The metric suffix is essential to describe the semantics of a metric and guide consumers on how to interpret and use a metric appropriately. If multiple suffixes are applicable, choose the most specific one.

total: a monotonic metric (always increasing counter), e.g. <code>es.indices.docs.deleted.total</code>)
- Note: such metrics typically report deltas that must be accumulated to get the total over a time window
current: a general non-monotonic metric (like gauges, upDownCounters)
- An example to clarify current vs total:
 - <code>es.process.jvm.classes.loaded.current</code>: the number of classes currently loaded by the JVM
 - <code>es.process.jvm.classes.loaded.total</code>: the number of classes loaded by the JVM in this time window
usage: a non-monotonic metric representing the absolute amount used of some resource (with a limit of size)
size: the overall size of the resource
utilization: ratio of usage and overall size of the resource
ratio: ratio of two measures with identical unit (other than usage and size) or a fraction in the range [0, 1]
status: enum like gauges
- E.g <code>es.health.overall.red.status</code> with values 1/0 to represent true/false
histogram: a histogram metric
time: to represent passage of time

Metric units

Do not include units of measurements in metric names. Instead, use a suffix that describes the physical quantity being measured (e.g. time, size, usage, etc.) as described above. Units are configured at registration time of the metric.

Metric attributes

WARNING Do not use high cardinality attributes / dimensions. This might result in the APM Java agent dropping events.

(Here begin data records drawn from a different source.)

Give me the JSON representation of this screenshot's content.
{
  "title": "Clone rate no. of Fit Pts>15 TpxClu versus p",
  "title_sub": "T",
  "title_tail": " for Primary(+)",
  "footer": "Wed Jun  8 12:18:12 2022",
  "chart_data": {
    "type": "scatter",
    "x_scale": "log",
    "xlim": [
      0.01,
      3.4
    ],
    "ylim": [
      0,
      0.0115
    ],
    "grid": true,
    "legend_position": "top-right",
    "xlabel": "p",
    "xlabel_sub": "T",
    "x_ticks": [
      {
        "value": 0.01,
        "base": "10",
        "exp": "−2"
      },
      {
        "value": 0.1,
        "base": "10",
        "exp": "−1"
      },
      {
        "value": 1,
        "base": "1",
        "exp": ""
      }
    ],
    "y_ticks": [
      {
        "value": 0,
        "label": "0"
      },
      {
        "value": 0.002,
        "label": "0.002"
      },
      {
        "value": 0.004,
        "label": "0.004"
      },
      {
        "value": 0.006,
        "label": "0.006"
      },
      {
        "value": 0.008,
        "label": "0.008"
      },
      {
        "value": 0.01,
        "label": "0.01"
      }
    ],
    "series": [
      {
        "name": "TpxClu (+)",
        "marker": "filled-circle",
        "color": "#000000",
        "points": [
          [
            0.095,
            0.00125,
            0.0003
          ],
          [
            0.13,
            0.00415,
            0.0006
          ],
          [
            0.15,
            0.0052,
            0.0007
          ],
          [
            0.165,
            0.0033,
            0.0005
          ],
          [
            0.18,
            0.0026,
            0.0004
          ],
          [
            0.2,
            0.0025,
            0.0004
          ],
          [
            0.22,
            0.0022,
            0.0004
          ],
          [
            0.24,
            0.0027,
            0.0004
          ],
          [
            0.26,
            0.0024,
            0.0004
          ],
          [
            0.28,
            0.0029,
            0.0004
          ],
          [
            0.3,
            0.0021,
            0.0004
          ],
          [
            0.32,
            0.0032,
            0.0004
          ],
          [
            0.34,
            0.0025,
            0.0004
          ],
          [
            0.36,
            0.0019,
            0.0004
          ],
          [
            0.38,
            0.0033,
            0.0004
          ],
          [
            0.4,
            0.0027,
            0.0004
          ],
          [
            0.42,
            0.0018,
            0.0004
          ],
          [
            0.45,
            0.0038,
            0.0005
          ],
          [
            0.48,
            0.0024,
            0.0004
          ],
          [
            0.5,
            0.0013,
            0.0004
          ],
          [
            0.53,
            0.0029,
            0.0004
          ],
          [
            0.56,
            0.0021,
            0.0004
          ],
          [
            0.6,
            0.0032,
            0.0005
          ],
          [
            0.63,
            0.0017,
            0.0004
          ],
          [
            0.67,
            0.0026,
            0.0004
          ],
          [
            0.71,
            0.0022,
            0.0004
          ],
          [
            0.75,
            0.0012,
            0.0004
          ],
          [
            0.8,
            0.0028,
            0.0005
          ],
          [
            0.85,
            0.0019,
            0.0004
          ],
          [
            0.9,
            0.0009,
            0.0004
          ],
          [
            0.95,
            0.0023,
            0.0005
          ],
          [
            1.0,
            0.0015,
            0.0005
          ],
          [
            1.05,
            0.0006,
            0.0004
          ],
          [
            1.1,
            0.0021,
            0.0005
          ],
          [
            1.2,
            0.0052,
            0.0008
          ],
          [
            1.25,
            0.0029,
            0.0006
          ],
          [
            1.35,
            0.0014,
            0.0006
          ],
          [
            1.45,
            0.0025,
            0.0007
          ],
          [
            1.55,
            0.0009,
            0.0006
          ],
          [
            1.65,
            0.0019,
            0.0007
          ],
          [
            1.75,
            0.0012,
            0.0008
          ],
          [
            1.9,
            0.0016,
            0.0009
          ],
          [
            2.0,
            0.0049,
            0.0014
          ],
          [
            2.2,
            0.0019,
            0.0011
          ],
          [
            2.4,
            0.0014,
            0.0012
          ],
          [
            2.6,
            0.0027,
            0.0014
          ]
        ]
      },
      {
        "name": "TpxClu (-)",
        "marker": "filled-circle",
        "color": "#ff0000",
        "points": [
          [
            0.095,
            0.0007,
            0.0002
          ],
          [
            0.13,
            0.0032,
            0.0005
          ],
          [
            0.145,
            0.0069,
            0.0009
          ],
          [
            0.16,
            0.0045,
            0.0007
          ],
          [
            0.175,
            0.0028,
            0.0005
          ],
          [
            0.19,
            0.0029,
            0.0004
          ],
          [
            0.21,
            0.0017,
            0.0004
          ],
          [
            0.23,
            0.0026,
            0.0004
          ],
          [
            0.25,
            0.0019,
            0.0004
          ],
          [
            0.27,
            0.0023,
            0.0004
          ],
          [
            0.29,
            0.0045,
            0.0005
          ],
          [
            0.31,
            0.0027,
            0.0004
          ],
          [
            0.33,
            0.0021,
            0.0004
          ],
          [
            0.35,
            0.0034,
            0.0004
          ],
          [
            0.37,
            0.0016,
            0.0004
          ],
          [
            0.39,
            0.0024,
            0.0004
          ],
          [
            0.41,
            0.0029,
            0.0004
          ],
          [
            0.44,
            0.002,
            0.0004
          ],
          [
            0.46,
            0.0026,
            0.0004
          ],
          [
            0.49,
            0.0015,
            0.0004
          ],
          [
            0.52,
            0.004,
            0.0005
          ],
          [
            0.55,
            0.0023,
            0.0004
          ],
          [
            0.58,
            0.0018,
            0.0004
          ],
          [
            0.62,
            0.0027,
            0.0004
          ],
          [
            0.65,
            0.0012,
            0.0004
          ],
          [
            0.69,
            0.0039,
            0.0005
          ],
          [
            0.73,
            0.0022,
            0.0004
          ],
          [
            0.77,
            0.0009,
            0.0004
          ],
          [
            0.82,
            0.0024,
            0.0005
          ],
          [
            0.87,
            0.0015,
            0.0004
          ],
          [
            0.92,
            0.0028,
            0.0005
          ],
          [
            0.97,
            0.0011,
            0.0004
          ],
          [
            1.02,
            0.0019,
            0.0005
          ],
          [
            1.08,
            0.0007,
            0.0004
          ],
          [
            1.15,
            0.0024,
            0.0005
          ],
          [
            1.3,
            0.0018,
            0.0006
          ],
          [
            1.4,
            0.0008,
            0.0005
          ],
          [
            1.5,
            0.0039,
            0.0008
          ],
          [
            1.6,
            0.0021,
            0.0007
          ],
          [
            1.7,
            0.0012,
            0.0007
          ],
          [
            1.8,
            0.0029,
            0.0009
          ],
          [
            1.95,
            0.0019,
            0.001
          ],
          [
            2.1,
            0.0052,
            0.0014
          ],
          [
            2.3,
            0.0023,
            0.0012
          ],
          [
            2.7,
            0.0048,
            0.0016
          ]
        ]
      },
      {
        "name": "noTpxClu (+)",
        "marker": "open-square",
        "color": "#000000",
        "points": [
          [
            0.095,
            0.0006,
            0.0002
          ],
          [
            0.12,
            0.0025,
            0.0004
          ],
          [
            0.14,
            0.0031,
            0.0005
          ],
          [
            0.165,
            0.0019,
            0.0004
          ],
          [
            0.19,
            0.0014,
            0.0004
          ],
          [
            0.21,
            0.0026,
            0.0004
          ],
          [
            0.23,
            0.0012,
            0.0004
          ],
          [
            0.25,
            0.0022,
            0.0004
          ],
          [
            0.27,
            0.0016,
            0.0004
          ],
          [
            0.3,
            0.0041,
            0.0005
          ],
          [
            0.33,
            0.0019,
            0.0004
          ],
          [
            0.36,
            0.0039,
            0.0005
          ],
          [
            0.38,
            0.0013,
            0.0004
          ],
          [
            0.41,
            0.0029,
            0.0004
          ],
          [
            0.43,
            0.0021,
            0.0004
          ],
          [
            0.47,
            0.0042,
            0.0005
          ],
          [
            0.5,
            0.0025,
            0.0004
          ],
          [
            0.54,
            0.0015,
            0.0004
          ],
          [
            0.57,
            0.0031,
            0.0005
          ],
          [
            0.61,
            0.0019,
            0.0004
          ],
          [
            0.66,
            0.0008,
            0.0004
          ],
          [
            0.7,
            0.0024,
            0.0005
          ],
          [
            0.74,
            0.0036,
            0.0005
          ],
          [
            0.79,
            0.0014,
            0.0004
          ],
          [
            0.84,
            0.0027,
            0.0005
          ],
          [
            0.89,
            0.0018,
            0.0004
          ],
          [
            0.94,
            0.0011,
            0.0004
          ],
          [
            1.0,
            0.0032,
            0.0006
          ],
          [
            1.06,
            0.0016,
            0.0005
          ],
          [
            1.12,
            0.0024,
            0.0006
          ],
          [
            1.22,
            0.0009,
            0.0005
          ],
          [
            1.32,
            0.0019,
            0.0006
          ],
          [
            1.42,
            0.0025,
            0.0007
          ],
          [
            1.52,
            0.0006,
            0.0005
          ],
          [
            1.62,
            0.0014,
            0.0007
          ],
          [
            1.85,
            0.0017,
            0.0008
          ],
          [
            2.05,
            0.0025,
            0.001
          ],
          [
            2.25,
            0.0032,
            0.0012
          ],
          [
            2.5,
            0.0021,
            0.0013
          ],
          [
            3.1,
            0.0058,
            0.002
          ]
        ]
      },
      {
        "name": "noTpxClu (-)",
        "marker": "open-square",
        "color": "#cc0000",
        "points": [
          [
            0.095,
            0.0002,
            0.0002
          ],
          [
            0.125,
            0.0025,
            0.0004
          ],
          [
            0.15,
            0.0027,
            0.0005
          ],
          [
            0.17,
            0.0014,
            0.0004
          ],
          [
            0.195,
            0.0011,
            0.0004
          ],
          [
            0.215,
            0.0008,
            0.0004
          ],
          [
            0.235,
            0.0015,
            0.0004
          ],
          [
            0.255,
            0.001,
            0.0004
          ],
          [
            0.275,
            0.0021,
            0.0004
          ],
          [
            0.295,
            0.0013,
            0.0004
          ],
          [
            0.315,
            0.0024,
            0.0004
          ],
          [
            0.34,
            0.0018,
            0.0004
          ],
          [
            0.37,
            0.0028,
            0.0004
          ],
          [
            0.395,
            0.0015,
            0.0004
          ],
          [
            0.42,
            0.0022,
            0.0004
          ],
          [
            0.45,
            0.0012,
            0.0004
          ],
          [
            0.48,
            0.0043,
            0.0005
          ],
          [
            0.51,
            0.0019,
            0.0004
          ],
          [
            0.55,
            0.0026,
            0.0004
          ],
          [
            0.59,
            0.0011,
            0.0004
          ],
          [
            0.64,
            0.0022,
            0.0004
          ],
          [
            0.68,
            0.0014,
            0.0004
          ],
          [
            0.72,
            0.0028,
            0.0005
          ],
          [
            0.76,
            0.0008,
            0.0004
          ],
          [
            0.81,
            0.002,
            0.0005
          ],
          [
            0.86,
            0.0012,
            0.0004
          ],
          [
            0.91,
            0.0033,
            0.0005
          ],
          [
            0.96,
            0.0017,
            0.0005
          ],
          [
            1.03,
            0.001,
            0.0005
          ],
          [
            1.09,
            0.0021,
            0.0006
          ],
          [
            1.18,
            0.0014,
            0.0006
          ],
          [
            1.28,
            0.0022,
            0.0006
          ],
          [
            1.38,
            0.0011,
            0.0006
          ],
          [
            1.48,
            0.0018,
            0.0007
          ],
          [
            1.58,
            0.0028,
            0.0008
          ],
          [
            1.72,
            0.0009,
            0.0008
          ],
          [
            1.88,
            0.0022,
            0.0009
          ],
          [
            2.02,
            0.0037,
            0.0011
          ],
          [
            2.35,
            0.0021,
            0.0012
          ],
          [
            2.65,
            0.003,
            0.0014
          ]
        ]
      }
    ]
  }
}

It is not always straight forward to decide if something should be part of the metric name or an attribute (dimension) of that metric. As a rule of thumb:

any aggregation across any dimensions of a metric should be meaningful, and
meaningful aggregations should be possible without having to aggregate over different metrics.

Naming conventions for attributes are very similar to metric names. Always use es_ as the root segment to easily discover ES attributes. Follow with a module name, team or area of code, e.g. snapshot, repositories, indices, threadpool using existing terminology (whether singular and plural).

es(_<segment>)+

Each segment should be lower-case ascii and digits only;
- max 30 characters per segment are permitted,
- at least two segments are required and
- there's a limit of 8 segments per metric name.
The segment separator is the underscore (_).
The name may not exceed 255 characters.

Attributes that represent an entity should be named in singular. If the attribute value represents a collection, it should be named in plural, e.g.

es_security_realm_type: singular, a single entity
es_rest_request_headers: plural, a collection of headers

Migration of existing, invalid attributes

Unfortunately, validation of attribute names was only introduced retrospectively. Existing attributes, that do not comply with naming conventions, are tracked in a skip list to not fail validation. However, their usage will be logged when running with assertions enabled.

Please migrate usage of such attributes following these steps:

Check if the attribute is used on dashboards or alerts (elasticsearch-o11y-resources). If not, rename the attribute following above conventions; otherwise continue.
Duplicate the attribute using a name following above conventions.
Once there's sufficient history, update alerts and dashboards to use the new attribute.
Remove the old attribute from the skip list and delete all usages.

Inspect registered metrics

To inspect currently registered metrics, run ES using:

./gradlew run -Dtests.es.logger.org.elasticsearch.telemetry.apm=debug

Use this as guidance where your new metric could fit in and name accordingly.